Se hoje em dia a música instrumental de grandes dimensões é bastante valorizada entre o público das salas de concerto de todo o mundo – não se pense que foi sempre assim – tal deve-se em grande medida a Beethoven. Foi Beethoven que expandiu as formas instrumentais da sinfonia “haydniana” para fronteiras longínquas e deu à sinfonia e à música instrumental, pela primeira vez, uma dimensão de grande “porte”, que valeu ao compositor um lugar privilegiado na história, embora também várias críticas às suas obras, tais como: «monstro mal concebido» (acerca da Sinfonia n.º 2); «É muito grande, é absolutamente louco!» (sobre a Sinfonia n.º 5); «Erro colossal do mestre!» (recepção à Sinfonia n.º 9); entre muitas outras criticas.

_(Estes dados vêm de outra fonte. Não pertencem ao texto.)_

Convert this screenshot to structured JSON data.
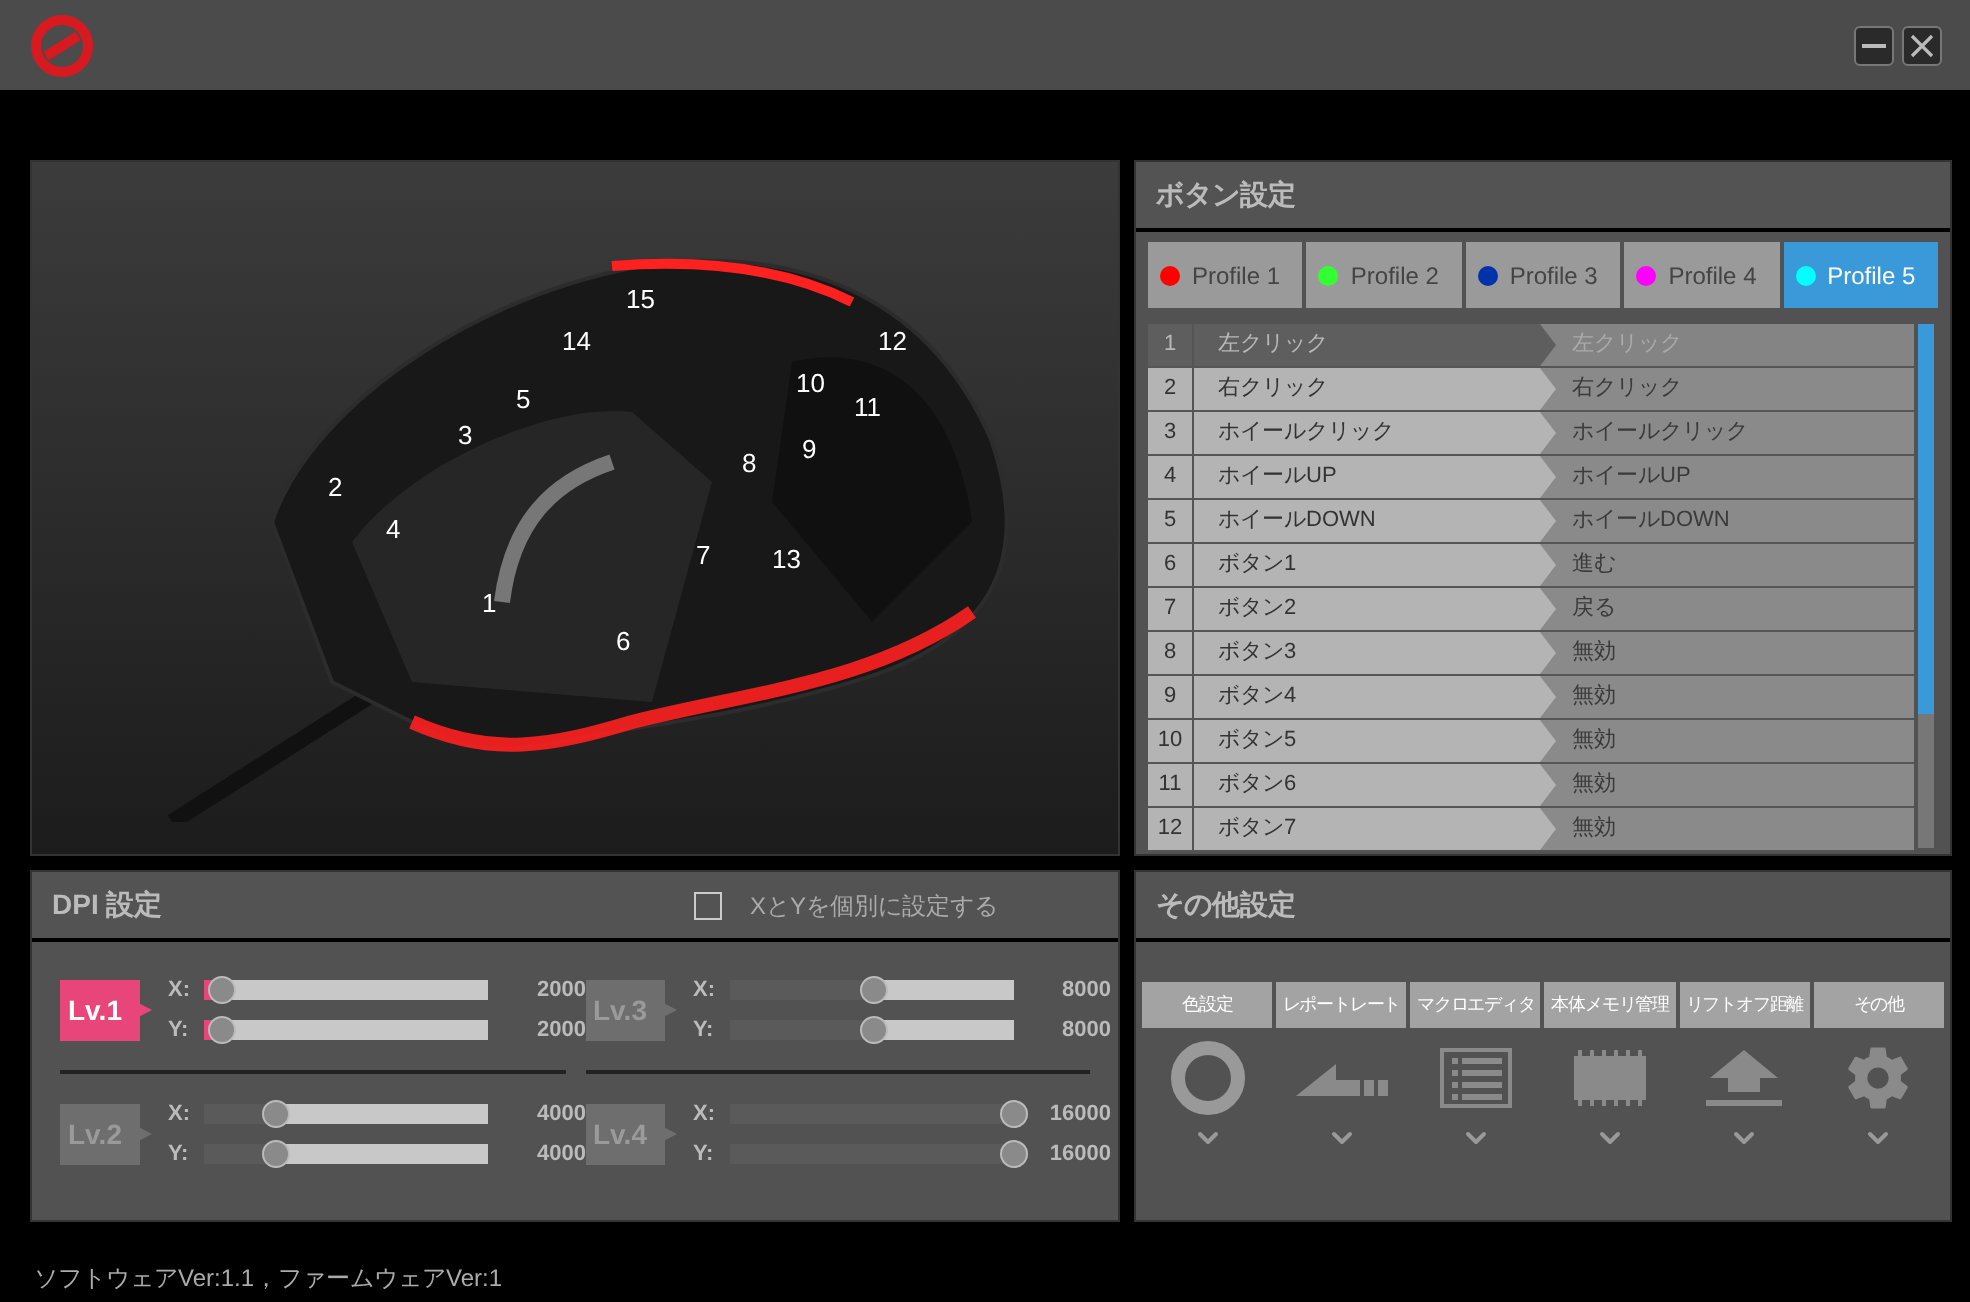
{
  "mouse_view": {
    "callouts": [
      "1",
      "2",
      "3",
      "4",
      "5",
      "6",
      "7",
      "8",
      "9",
      "10",
      "11",
      "12",
      "13",
      "14",
      "15"
    ]
  },
  "button_settings": {
    "title": "ボタン設定",
    "profiles": [
      {
        "label": "Profile 1",
        "color": "#ff0000",
        "selected": false
      },
      {
        "label": "Profile 2",
        "color": "#33ff33",
        "selected": false
      },
      {
        "label": "Profile 3",
        "color": "#0033aa",
        "selected": false
      },
      {
        "label": "Profile 4",
        "color": "#ff00ff",
        "selected": false
      },
      {
        "label": "Profile 5",
        "color": "#00ffff",
        "selected": true
      }
    ],
    "rows": [
      {
        "number": "1",
        "button": "左クリック",
        "assignment": "左クリック",
        "selected": true
      },
      {
        "number": "2",
        "button": "右クリック",
        "assignment": "右クリック",
        "selected": false
      },
      {
        "number": "3",
        "button": "ホイールクリック",
        "assignment": "ホイールクリック",
        "selected": false
      },
      {
        "number": "4",
        "button": "ホイールUP",
        "assignment": "ホイールUP",
        "selected": false
      },
      {
        "number": "5",
        "button": "ホイールDOWN",
        "assignment": "ホイールDOWN",
        "selected": false
      },
      {
        "number": "6",
        "button": "ボタン1",
        "assignment": "進む",
        "selected": false
      },
      {
        "number": "7",
        "button": "ボタン2",
        "assignment": "戻る",
        "selected": false
      },
      {
        "number": "8",
        "button": "ボタン3",
        "assignment": "無効",
        "selected": false
      },
      {
        "number": "9",
        "button": "ボタン4",
        "assignment": "無効",
        "selected": false
      },
      {
        "number": "10",
        "button": "ボタン5",
        "assignment": "無効",
        "selected": false
      },
      {
        "number": "11",
        "button": "ボタン6",
        "assignment": "無効",
        "selected": false
      },
      {
        "number": "12",
        "button": "ボタン7",
        "assignment": "無効",
        "selected": false
      }
    ]
  },
  "dpi_settings": {
    "title": "DPI 設定",
    "separate_xy": {
      "label": "XとYを個別に設定する",
      "checked": false
    },
    "levels": [
      {
        "label": "Lv.1",
        "selected": true,
        "axes": [
          {
            "axis": "X:",
            "level": 0.06,
            "value": "2000"
          },
          {
            "axis": "Y:",
            "level": 0.06,
            "value": "2000"
          }
        ]
      },
      {
        "label": "Lv.3",
        "selected": false,
        "axes": [
          {
            "axis": "X:",
            "level": 0.51,
            "value": "8000"
          },
          {
            "axis": "Y:",
            "level": 0.51,
            "value": "8000"
          }
        ]
      },
      {
        "label": "Lv.2",
        "selected": false,
        "axes": [
          {
            "axis": "X:",
            "level": 0.25,
            "value": "4000"
          },
          {
            "axis": "Y:",
            "level": 0.25,
            "value": "4000"
          }
        ]
      },
      {
        "label": "Lv.4",
        "selected": false,
        "axes": [
          {
            "axis": "X:",
            "level": 1,
            "value": "16000"
          },
          {
            "axis": "Y:",
            "level": 1,
            "value": "16000"
          }
        ]
      }
    ]
  },
  "other_settings": {
    "title": "その他設定",
    "items": [
      {
        "label": "色設定",
        "kind": "color"
      },
      {
        "label": "レポートレート",
        "kind": "rate"
      },
      {
        "label": "マクロエディタ",
        "kind": "macro"
      },
      {
        "label": "本体メモリ管理",
        "kind": "memory"
      },
      {
        "label": "リフトオフ距離",
        "kind": "liftoff"
      },
      {
        "label": "その他",
        "kind": "other"
      }
    ]
  },
  "footer": "ソフトウェアVer:1.1，ファームウェアVer:1"
}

Este aumento de dimensão da música instrumental deu-se sobretudo devido à exploração que Beethoven fez da designada forma sonata (Exposição-Desenvolvimento-Reexposição). Na exposição, os temas mestre são aumentados de tamanho e simbolismo, e os próprios materiais musicais de transição ganham estatuto de temas musicais com protagonismo na mensagem; no desenvolvimento, os temas vão muito além das meras modulações formais a outras tonalidades, sendo constante alvo de metamorfoses psicológicas em lutas, indecisões e conflitos musicais, aos quais Beethoven por vezes junta ainda novos temas musicais que aumentam o dramatismo criado; a reexposição passa de uma mera e mecânica recapitulação da exposição, para uma secção onde o drama continua a se desenvolver devido às surpresas que o compositor aqui sistematicamente insere; e as secções finais Coda, deixam de ser meras conclusões, trazendo ainda por vezes novos formatos, como é exemplo um dos Codas do finale da Sinfonia n.º 9, onde o compositor após aparentemente ter concluído a sinfonia, ainda introduz uma dupla fuga que funde os temas da Ode à Alegria e o tema de exortação à fraternidade universal.
Mas não foi só no plano formal que Beethoven revolucionou a sinfonia.

Também no plano espiritual as suas obras foram revolucionárias, tendo influenciado todo o romantismo. Como mais nenhum género musical, as sinfonias de Beethoven reflectem bem a transição de um classicismo formal, objectivo, alegre e elegante para um romantismo sem predefinições formais, subjectivo, emocionalmente instável e por vezes mesmo caprichoso. A tradicional divisão da obra de Beethoven em três partes descreve bem esta evolução de uma formalidade objectiva para uma espiritualidade subjectiva, se bem que de um modo não completamente linear: na primeira fase, onde se insere a Sinfonia n.º 1, Beethoven ainda está bastante dependente dos modelos formais de Haydn, sendo considerada uma espécie de adeus ao século XVIII; na segunda fase, enquadram-se as Sinfonias n.º 2 até à n.º 8, onde o compositor vai para além das meras habilidades da forma, incutindo aos seus temas uma forte vertente espiritual e aos desenvolvimentos uma carga dramática – se bem que dentro das formas clássicas; na terceira e última fase, enquadra-se a Sinfonia n.º 9, onde o compositor atinge um alto nível espiritual que, no andamento finale, acaba inclusivamente por ser o responsável pela própria forma do andamento, numa completa demonstração da passagem do formalismo clássico para o subjectivismo romântico.